<h1>IFA Webscraping Firms</h1>

This jupyter notebook contains the code used to webscrape ACCA Firms

<h2>Importing webscraping libraries</h2>

In [1]:
import scrapy
from scrapy.crawler import CrawlerProcess

<h2>Defining the Webscraping Spider</h2>

This code block is defining what our web spider will do - note that it isn't running it, just defining it. See that we are extending the exsiting scrapy.Spider class rather than doing everything from scratch, so we only have minimal coding to do.
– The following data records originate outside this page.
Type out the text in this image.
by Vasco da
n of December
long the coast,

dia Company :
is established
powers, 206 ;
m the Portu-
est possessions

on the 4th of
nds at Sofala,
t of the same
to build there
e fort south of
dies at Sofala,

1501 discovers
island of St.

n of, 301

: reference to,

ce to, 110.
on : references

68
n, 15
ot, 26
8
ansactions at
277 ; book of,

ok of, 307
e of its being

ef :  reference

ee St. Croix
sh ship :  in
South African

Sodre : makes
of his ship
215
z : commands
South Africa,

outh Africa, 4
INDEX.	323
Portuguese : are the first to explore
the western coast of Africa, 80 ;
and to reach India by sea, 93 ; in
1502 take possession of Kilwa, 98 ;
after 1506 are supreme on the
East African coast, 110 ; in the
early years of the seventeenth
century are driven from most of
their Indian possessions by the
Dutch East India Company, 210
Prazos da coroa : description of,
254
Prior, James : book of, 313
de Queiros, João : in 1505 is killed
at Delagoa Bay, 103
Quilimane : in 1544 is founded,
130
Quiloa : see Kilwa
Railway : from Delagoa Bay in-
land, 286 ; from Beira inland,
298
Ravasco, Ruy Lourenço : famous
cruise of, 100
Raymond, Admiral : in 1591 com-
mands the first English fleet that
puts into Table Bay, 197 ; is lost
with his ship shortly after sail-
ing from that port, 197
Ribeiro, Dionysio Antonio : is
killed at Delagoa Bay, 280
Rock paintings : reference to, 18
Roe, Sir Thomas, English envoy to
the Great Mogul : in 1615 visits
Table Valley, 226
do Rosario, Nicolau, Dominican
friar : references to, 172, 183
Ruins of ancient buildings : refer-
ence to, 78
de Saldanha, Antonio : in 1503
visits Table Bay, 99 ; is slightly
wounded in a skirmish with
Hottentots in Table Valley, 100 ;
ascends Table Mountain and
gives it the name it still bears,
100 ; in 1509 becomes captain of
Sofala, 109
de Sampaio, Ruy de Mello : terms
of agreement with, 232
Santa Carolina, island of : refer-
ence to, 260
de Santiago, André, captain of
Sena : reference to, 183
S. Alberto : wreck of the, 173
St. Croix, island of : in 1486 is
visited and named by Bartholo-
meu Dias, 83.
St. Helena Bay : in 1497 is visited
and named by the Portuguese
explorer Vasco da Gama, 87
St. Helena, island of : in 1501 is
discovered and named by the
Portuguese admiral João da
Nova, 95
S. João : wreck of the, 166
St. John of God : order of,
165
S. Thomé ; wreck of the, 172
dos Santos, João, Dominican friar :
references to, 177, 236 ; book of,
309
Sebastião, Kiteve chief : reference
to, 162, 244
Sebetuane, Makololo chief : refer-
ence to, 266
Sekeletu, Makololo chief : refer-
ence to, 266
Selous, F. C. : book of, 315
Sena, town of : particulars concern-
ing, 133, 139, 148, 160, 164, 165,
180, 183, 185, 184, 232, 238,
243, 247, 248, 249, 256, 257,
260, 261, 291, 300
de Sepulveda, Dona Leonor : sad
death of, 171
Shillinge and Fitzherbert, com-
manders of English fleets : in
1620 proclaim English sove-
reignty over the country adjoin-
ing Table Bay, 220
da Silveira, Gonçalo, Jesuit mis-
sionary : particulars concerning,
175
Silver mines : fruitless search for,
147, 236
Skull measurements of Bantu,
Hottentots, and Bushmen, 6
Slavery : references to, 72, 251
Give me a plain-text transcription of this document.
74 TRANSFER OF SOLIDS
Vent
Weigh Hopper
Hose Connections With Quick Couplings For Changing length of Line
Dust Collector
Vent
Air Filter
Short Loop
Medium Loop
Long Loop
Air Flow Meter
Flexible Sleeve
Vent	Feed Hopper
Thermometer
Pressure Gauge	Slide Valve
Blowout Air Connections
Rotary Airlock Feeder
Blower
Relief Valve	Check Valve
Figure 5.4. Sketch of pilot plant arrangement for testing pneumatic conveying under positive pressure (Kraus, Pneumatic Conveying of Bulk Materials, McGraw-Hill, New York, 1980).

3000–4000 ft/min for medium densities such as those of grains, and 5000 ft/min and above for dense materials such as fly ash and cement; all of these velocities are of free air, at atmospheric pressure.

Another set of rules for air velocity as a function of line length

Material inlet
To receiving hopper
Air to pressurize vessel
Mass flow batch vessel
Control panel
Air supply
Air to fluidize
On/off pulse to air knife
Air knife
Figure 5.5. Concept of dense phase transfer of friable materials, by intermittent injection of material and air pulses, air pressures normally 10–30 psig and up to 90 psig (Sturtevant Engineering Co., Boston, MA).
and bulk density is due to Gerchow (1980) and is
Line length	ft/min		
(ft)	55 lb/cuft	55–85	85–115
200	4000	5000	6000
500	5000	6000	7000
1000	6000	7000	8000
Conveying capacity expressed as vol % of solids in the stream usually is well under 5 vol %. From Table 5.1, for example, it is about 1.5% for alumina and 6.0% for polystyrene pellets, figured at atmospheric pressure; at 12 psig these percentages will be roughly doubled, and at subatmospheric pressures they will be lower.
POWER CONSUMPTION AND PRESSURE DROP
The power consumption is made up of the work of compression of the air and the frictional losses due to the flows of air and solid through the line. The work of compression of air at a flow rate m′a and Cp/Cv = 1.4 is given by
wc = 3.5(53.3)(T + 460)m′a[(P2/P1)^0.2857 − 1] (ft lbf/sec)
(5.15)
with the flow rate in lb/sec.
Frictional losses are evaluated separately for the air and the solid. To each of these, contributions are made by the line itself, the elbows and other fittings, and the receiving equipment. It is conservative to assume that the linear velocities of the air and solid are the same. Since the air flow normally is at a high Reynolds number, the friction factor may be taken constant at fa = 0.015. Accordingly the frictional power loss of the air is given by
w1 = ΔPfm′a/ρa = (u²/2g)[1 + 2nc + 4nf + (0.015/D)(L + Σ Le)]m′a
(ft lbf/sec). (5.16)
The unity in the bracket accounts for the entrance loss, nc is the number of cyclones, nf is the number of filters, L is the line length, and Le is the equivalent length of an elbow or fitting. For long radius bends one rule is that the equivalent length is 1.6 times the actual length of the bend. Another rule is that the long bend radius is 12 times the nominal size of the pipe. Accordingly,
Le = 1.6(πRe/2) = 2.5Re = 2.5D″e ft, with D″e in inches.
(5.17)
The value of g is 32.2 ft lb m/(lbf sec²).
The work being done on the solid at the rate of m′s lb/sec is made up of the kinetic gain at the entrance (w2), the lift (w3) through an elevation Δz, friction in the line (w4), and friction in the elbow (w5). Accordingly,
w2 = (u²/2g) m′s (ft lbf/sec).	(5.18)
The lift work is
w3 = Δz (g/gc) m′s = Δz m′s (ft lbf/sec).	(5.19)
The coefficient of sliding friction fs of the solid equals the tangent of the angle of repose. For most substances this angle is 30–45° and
We tested this code using one page:

https://www.ifa.org.uk/find-an-accountant?p=AL&r=0&i=True&pg=0

IFA are helpful enough to return all of their search results as part of the map element on the page, so parsing is the only real issue. We can do one search per postcde and it would only take 121 requests to get the details of all firms, but we will have to remove duplicates. 

In [2]:
ALL_UK_POSTCODES = ['AB','AL','B','BA','BB','BD','BH','BL','BN','BR','BS','BT','CA','CB','CF','CH','CM','CO','CR','CT','CV','CW','DA','DD','DE','DG','DH','DL','DN','DT','DY','E','EC','EH','EN','EX','FK','FY','G','GL','GU','HA','HD','HG','HP','HR','HS','HU','HX','IG','IP','IV','KA','KT','KW','KY','L','LA','LD','LE','LL','LN','LS','LU','M','ME','MK','ML','N','NE','NG','NN','NP','NR','NW','OL','OX','PA','PE','PH','PL','PO','PR','RG','RH','RM','S','SA','SE','SG','SK','SL','SM','SN','SO','SP','SR','SS','ST','SW','SY','TA','TD','TF','TN','TQ','TR','TS','TW','UB','W','WA','WC','WD','WF','WN','WR','WS','WV','YO','ZE']

In [2]:
class MySpider(scrapy.Spider):
    name = "IFA"

    custom_settings = {
        'DOWNLOAD_DELAY': 1,
    }
    
    def start_requests(self):
        
        urls = []
        POSTCODES = ALL_UK_POSTCODES
        
        for i in POSTCODES:
            url = 'https://www.ifa.org.uk/find-an-accountant?p='+str(i)+'&r=0&i=True&pg=0'
            urls.append(url)
        
        for url in urls:
            yield scrapy.Request(url=url, callback=self.parse)
            
    def parse(self, response):
        f_name = response.xpath('//div[@class="map-location"]//div[@class="fa-name"]//text()').extract()
        f_address = response.xpath('//div[@class="map-location"]//div[@class="fa-name"]//text() | //div[@class="map-location"]//div[@class="fa-address"]//text()').extract()
        f_company = response.xpath('//div[@class="map-location"]//div[@class="fa-name"]//text() | //div[@class="map-location"]//div[@class="fa-company"]//text()').extract()
        f_web = response.xpath('//div[@class="map-location"]//div[@class="fa-name"]//text() | //div[@class="map-location"]//div[@class="fa-web"]//text()').extract()
        f_email = response.xpath('//div[@class="map-location"]//div[@class="fa-name"]//text() | //div[@class="map-location"]//div[@class="fa-email"]//text()').extract()
            
        firm_name = [' '.join(a.replace('\n', ' ').replace('\t', ' ').replace('\r', ' ').split()) for a in f_name]
        firm_address = [' '.join(a.replace('\n', ' ').replace('\t', ' ').replace('\r', ' ').split()) for a in f_address]
        firm_company = [' '.join(a.replace('\n', ' ').replace('\t', ' ').replace('\r', ' ').split()) for a in f_company]
        firm_web = [' '.join(a.replace('\n', ' ').replace('\t', ' ').replace('\r', ' ').split()) for a in f_web]
        firm_email = [' '.join(a.replace('\n', ' ').replace('\t', ' ').replace('\r', ' ').split()) for a in f_email]
                        
        full_nm_output.append(firm_name)
        full_ad_output.append(firm_address)     
        full_co_output.append(firm_company)
        full_wb_output.append(firm_web)     
        full_em_output.append(firm_email)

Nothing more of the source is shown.